Oliver Frljić najpierw wystawił w warszawskim Teatrze Powszechnym bluźnierczy gniot „Klątwa”, a teraz napisał list do przewodniczącego Komisji Europejskiej Jean-Claude’a Junckera. W swoim donosie Chorwat prosi brukselskiego biurokratę o pomoc oraz oskarża Telewizję Polską.

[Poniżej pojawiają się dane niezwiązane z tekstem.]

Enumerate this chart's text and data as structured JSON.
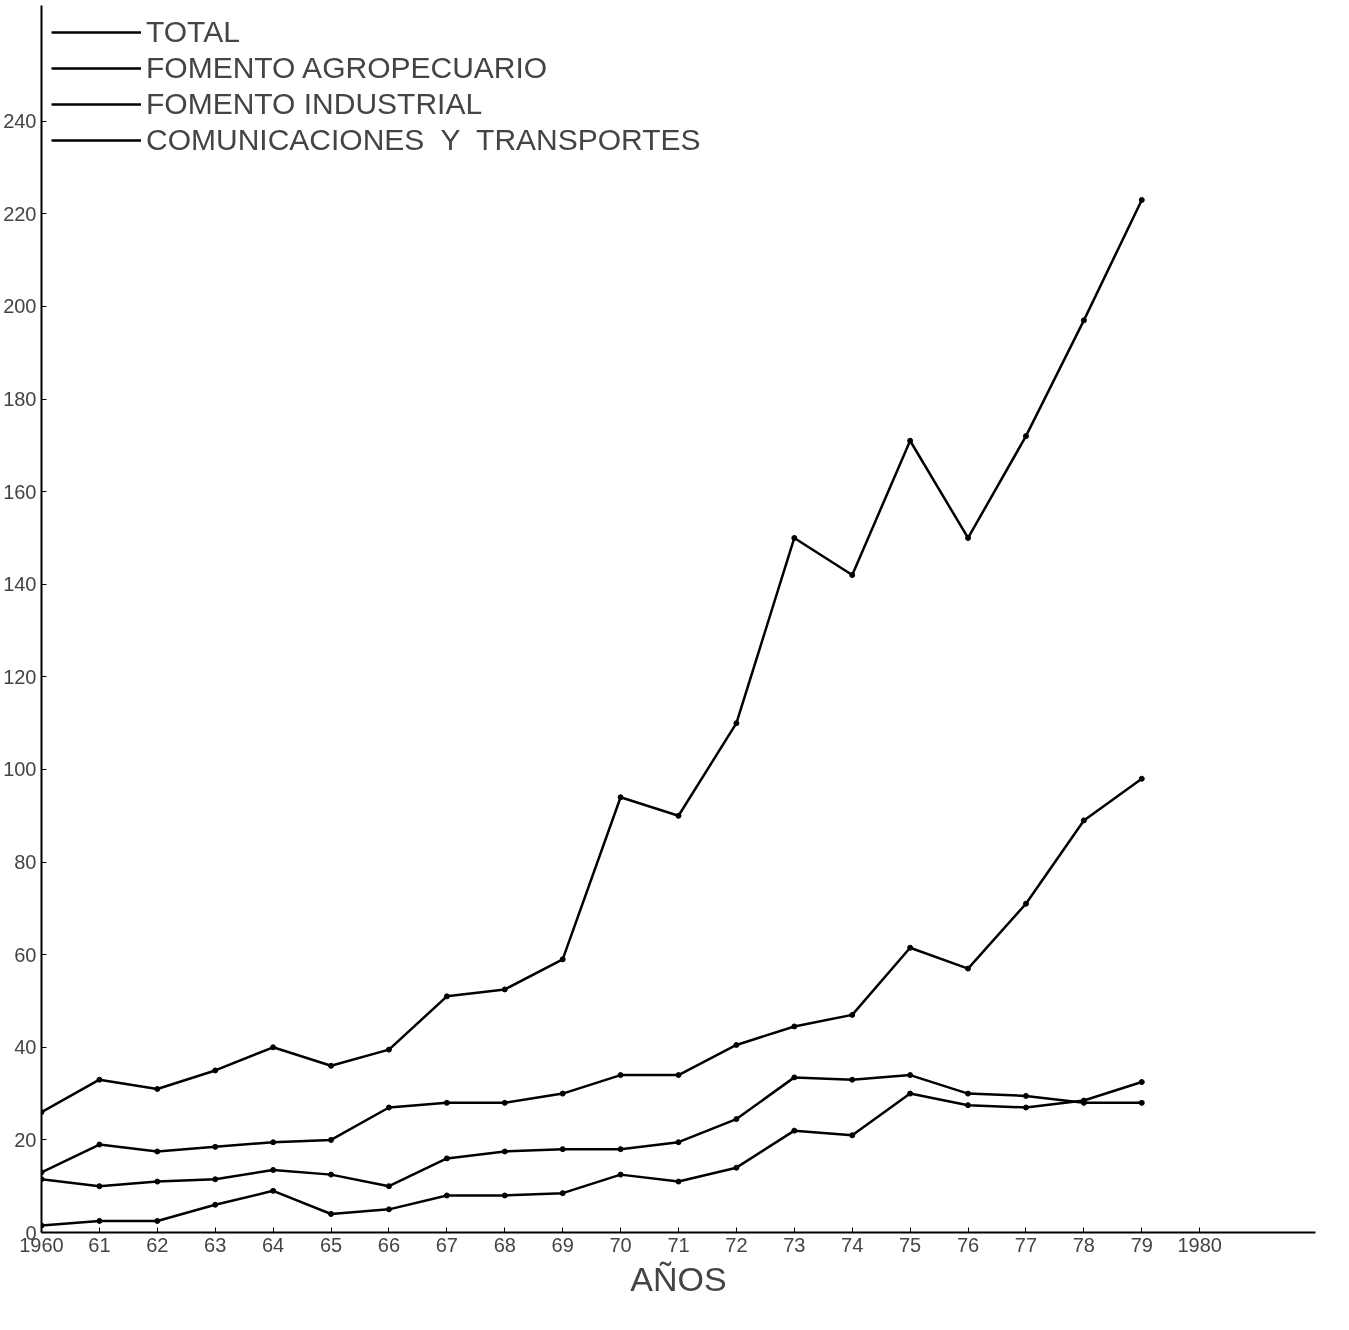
{
  "chart_data": {
    "type": "line",
    "xlabel": "AÑOS",
    "x": [
      1960,
      1961,
      1962,
      1963,
      1964,
      1965,
      1966,
      1967,
      1968,
      1969,
      1970,
      1971,
      1972,
      1973,
      1974,
      1975,
      1976,
      1977,
      1978,
      1979
    ],
    "series": [
      {
        "name": "TOTAL",
        "color": "#000000",
        "values": [
          26,
          33,
          31,
          35,
          40,
          36,
          39.5,
          51,
          52.5,
          59,
          94,
          90,
          110,
          150,
          142,
          171,
          150,
          172,
          197,
          223
        ]
      },
      {
        "name": "FOMENTO AGROPECUARIO",
        "color": "#000000",
        "values": [
          13,
          19,
          17.5,
          18.5,
          19.5,
          20,
          27,
          28,
          28,
          30,
          34,
          34,
          40.5,
          44.5,
          47,
          61.5,
          57,
          71,
          89,
          98
        ]
      },
      {
        "name": "FOMENTO INDUSTRIAL",
        "color": "#000000",
        "values": [
          11.5,
          10,
          11,
          11.5,
          13.5,
          12.5,
          10,
          16,
          17.5,
          18,
          18,
          19.5,
          24.5,
          33.5,
          33,
          34,
          30,
          29.5,
          28,
          28
        ]
      },
      {
        "name": "COMUNICACIONES  Y  TRANSPORTES",
        "color": "#000000",
        "values": [
          1.5,
          2.5,
          2.5,
          6,
          9,
          4,
          5,
          8,
          8,
          8.5,
          12.5,
          11,
          14,
          22,
          21,
          30,
          27.5,
          27,
          28.5,
          32.5
        ]
      }
    ],
    "xlim": [
      1960,
      1982
    ],
    "xticks": [
      {
        "value": 1960,
        "label": "1960"
      },
      {
        "value": 1961,
        "label": "61"
      },
      {
        "value": 1962,
        "label": "62"
      },
      {
        "value": 1963,
        "label": "63"
      },
      {
        "value": 1964,
        "label": "64"
      },
      {
        "value": 1965,
        "label": "65"
      },
      {
        "value": 1966,
        "label": "66"
      },
      {
        "value": 1967,
        "label": "67"
      },
      {
        "value": 1968,
        "label": "68"
      },
      {
        "value": 1969,
        "label": "69"
      },
      {
        "value": 1970,
        "label": "70"
      },
      {
        "value": 1971,
        "label": "71"
      },
      {
        "value": 1972,
        "label": "72"
      },
      {
        "value": 1973,
        "label": "73"
      },
      {
        "value": 1974,
        "label": "74"
      },
      {
        "value": 1975,
        "label": "75"
      },
      {
        "value": 1976,
        "label": "76"
      },
      {
        "value": 1977,
        "label": "77"
      },
      {
        "value": 1978,
        "label": "78"
      },
      {
        "value": 1979,
        "label": "79"
      },
      {
        "value": 1980,
        "label": "1980"
      }
    ],
    "ylim": [
      0,
      265
    ],
    "yticks": [
      0,
      20,
      40,
      60,
      80,
      100,
      120,
      140,
      160,
      180,
      200,
      220,
      240
    ],
    "grid": false,
    "legend": "top left",
    "marker": "circle",
    "line_style": "solid"
  }
}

Reżyser w tekście pisma skierowane do Junckera stwierdza, że to TVP odpowiada za „zamieszanie” wokół „sztuki”. Działania telewizji miały przyczynić się – zdaniem Frljicia – do „zbiorowej histerii”, co stwarza „niebezpieczeństwo dla aktorów i realizatorów spektaklu Klątwa”.
Wesprzyj nas już teraz!
Frljić, który w finansowanym z publicznych pieniędzy stołecznym Teatrze Powszechnym wystawił bluźnierczy spektakl żali się, że TVP pokazała na swojej stronie internetowej „nielegalnie pozyskane nagranie wideo z fragmentami spektaklu”. W typowo lewacki sposób reżyser broni swojego „dzieła” tłumacząc, że zaprezentowanie urywków wyjętych z kontekstu miało na celu „stygmatyzację aktorów” i innych twórców zaangażowanych w obrazoburczą hucpę.

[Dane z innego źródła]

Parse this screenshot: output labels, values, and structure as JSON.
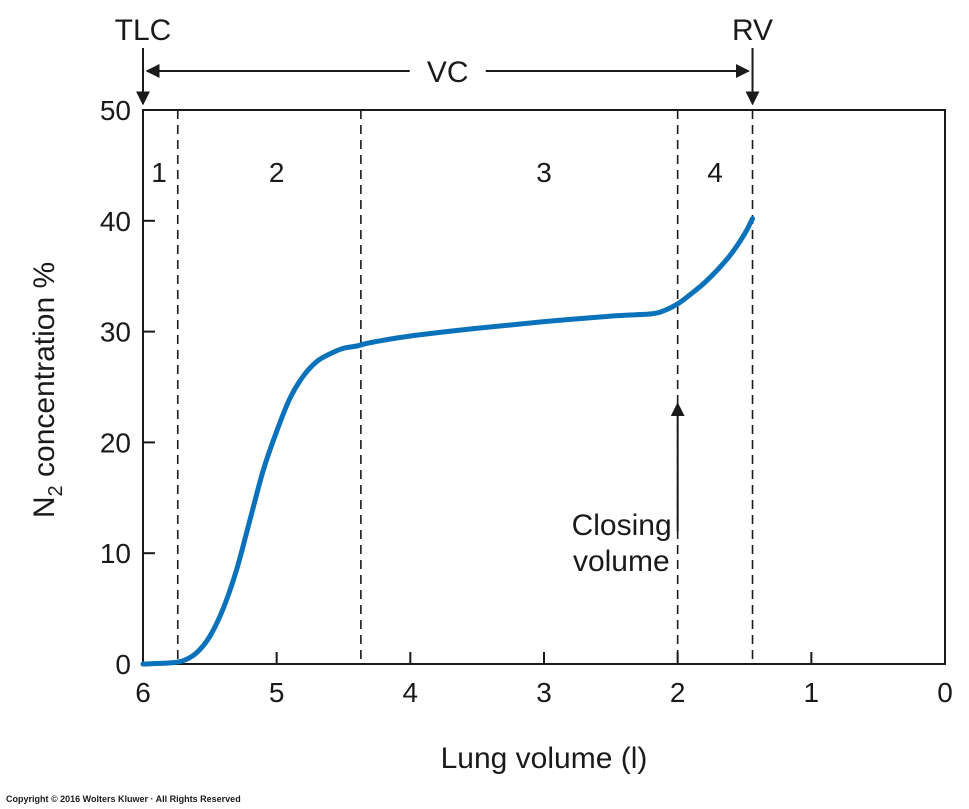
{
  "chart_data": {
    "type": "line",
    "xlabel": "Lung volume (l)",
    "ylabel_main": "N",
    "ylabel_sub": "2",
    "ylabel_rest": " concentration %",
    "xlim": [
      6,
      0
    ],
    "ylim": [
      0,
      50
    ],
    "x_ticks": [
      6,
      5,
      4,
      3,
      2,
      1,
      0
    ],
    "y_ticks": [
      0,
      10,
      20,
      30,
      40,
      50
    ],
    "grid": false,
    "legend": "none",
    "series": [
      {
        "color": "#0a72ba",
        "x": [
          6.0,
          5.8,
          5.7,
          5.6,
          5.5,
          5.4,
          5.3,
          5.2,
          5.1,
          5.0,
          4.9,
          4.8,
          4.7,
          4.6,
          4.5,
          4.4,
          4.3,
          4.0,
          3.5,
          3.0,
          2.5,
          2.2,
          2.1,
          2.0,
          1.9,
          1.8,
          1.7,
          1.6,
          1.5,
          1.44
        ],
        "y": [
          0.0,
          0.1,
          0.3,
          1.0,
          2.5,
          5.0,
          8.5,
          13.0,
          17.5,
          21.0,
          24.0,
          26.0,
          27.3,
          28.0,
          28.5,
          28.7,
          29.0,
          29.6,
          30.3,
          30.9,
          31.4,
          31.6,
          31.9,
          32.5,
          33.4,
          34.4,
          35.6,
          37.0,
          38.8,
          40.2
        ]
      }
    ],
    "phase_boundaries": [
      5.74,
      4.37,
      2.0,
      1.44
    ],
    "phase_labels": [
      {
        "text": "1",
        "x": 5.88
      },
      {
        "text": "2",
        "x": 5.0
      },
      {
        "text": "3",
        "x": 3.0
      },
      {
        "text": "4",
        "x": 1.72
      }
    ],
    "annotations": {
      "tlc": {
        "text": "TLC",
        "x": 6.0
      },
      "rv": {
        "text": "RV",
        "x": 1.44
      },
      "vc": {
        "text": "VC"
      },
      "closing_volume": {
        "line1": "Closing",
        "line2": "volume",
        "x": 2.0,
        "y": 23.5
      }
    }
  },
  "copyright": "Copyright © 2016 Wolters Kluwer · All Rights Reserved",
  "colors": {
    "curve": "#0a72ba",
    "ink": "#1a1a1a"
  }
}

W piśmie Frljicia nie obyło się bez typowo lewackiej retoryki o „mowie nienawiści”, jaka ma dotykać biednych i uciemiężonych przez katolicki lud aktorów, teatr oraz władz Warszawy. Winien jest oczywiście PiS i Kościół katolicki. Ten niemiły Chorwatowi sojusz ma… łamać prawa człowieka i atakować wolność słowa. Ponadto zdaniem reżysera polskie służby nie zareagowały właściwie na „nagonkę” pod adresem „Klątwy”. Dlatego też Oliver Frljić zdecydował się napisać list do Jean-Claude’a Junckera i prosić Komisję Europejską o pomoc.
Reżyser oczekuje, że UE zastąpi władze RP w obronie „podstawowych praw człowieka i wolności słowa”.